Bring your chin to your chest and allow your head to release down.
Flow between cat and cow for several rounds.
Get in a tabletop position on your hands and knees.
Arch your spine and look up.
Take a deep breath and exhale loudly.
Make an exaggerated noise like a lions roar as the air leaves your throat.
Stick out your tongue to activate your throat chakra.
it’s possible for you to also say ohm.
Repeat five times.
Lie face-down on a yoga mat.
Place your hands at chest level.
Use your lower back muscles to lift your upper body like a cobra.
Push into your feet so your head and chest lift up.
Keep elbows bent and your weight off your hands.
Feel your chest open.
Hold for several breaths.
Being verbally expressive includes sharing what our heart is feeling, she says.
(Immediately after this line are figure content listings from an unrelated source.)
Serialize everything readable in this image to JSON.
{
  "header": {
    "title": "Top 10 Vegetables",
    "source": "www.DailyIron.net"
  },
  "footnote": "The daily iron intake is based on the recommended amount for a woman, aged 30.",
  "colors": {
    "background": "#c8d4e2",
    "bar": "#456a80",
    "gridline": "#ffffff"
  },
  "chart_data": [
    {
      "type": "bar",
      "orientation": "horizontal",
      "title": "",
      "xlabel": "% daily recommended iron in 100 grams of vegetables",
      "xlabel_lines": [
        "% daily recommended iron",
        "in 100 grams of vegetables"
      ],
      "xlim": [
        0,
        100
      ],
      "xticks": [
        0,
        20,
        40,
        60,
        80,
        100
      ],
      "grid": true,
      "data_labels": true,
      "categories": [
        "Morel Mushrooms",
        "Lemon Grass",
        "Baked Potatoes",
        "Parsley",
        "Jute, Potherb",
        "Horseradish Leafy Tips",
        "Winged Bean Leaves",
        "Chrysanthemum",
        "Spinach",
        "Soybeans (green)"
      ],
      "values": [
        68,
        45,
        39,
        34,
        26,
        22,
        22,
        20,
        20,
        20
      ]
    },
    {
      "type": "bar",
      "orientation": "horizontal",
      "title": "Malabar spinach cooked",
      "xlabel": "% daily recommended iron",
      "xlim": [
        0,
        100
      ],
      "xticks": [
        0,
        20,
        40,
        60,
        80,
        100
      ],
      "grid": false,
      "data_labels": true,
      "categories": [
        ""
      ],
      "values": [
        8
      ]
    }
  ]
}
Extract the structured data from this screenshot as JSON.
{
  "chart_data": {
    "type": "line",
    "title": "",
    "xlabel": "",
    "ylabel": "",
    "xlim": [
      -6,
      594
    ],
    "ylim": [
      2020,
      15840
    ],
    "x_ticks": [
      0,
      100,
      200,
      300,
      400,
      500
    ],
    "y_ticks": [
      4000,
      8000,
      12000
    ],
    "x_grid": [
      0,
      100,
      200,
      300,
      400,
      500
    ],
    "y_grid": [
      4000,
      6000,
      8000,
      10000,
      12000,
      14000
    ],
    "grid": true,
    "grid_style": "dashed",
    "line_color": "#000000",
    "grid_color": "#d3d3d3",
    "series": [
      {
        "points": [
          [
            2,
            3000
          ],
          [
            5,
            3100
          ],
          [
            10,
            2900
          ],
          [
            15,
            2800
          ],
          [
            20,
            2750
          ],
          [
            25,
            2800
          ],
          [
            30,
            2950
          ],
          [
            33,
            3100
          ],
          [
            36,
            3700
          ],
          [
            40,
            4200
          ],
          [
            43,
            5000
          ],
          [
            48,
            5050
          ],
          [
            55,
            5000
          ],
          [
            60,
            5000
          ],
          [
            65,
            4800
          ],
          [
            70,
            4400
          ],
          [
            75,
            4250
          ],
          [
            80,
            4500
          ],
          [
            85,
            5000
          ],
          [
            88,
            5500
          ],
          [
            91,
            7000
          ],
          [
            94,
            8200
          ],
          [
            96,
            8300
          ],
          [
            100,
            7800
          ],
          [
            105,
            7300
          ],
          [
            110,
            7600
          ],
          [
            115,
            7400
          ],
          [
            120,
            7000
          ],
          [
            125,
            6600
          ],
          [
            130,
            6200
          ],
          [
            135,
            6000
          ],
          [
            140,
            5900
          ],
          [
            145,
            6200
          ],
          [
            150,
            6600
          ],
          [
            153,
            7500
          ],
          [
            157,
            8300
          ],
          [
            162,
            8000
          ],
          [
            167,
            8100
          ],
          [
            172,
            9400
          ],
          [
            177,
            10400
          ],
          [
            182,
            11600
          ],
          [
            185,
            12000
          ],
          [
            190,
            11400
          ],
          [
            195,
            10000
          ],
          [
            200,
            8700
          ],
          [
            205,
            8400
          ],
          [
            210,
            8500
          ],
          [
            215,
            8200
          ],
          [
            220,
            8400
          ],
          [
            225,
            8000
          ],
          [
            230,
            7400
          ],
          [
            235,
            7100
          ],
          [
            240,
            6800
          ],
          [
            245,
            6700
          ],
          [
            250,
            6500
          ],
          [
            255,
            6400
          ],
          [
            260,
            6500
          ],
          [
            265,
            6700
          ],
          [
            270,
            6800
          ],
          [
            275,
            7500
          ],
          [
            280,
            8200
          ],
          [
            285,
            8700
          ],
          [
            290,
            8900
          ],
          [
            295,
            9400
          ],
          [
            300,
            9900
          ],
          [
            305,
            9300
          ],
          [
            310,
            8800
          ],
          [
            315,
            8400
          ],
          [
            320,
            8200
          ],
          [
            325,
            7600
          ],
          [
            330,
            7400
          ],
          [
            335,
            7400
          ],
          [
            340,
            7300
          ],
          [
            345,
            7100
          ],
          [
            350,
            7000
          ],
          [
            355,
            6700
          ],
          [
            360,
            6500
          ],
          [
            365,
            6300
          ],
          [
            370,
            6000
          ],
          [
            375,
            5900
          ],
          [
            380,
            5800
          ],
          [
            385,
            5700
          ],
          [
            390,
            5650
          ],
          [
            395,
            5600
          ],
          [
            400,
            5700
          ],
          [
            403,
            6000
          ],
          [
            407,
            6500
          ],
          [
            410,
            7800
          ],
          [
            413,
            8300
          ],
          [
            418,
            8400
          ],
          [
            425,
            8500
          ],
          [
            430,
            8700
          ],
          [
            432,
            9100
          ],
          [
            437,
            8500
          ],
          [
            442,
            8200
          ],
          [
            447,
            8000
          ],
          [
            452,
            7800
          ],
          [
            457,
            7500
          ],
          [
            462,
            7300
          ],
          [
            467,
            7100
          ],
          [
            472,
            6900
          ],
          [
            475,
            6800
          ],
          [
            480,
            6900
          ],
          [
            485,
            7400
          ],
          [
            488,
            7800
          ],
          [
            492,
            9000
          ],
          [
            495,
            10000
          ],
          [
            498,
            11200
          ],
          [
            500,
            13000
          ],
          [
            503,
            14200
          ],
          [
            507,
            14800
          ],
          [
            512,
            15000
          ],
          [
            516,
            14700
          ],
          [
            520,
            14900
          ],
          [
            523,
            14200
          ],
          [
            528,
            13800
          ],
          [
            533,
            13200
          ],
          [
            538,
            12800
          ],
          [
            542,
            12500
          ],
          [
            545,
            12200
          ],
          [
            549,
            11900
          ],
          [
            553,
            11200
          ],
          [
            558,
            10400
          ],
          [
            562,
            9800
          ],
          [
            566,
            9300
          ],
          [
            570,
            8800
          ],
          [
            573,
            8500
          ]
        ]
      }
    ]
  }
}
Step one foot forward like youre in warrior II, bending your front knee.
Drop your top arm behind your back.
Look up and open your chest.
make a run at reach your bottom arm through your legs and clasp your hands together.
If you cant reach, feel free to use a yoga strap.
7Standing Backbend
Another heart and throat-opening posture is a backbend, says Charnes.
Stand tall with feet hip-width apart.
Reach your arms up overhead.
Arch your back to lean slightly backwards.
Lie face-down on your mat with your arms at your sides.
Exhale and bend your knees to lift your feet towards your butt.
Reach back and grasp your ankles.
Inhale and lift your chest up as you push your feet away from your butt.
Press your core into the mat.
Sit on your mat with your legs straight in front of you.
Press down on your palms and engage your abs, raising your body from the mat.
Hold yourself in a straight line, slanting down from your head to your toes.
Hold for 15 seconds to start, gradually increasing over time as you practice.
10Neck Rolls
Cuccio says simple neck rolls can also help open your throat chakra.
Try them the next time you feel nervous about speaking up.
Start seated with your right ear towards your right shoulder.
Bring your chin to your chest.
Roll your left ear to your left shoulder.
Repeat three times then reverse directions.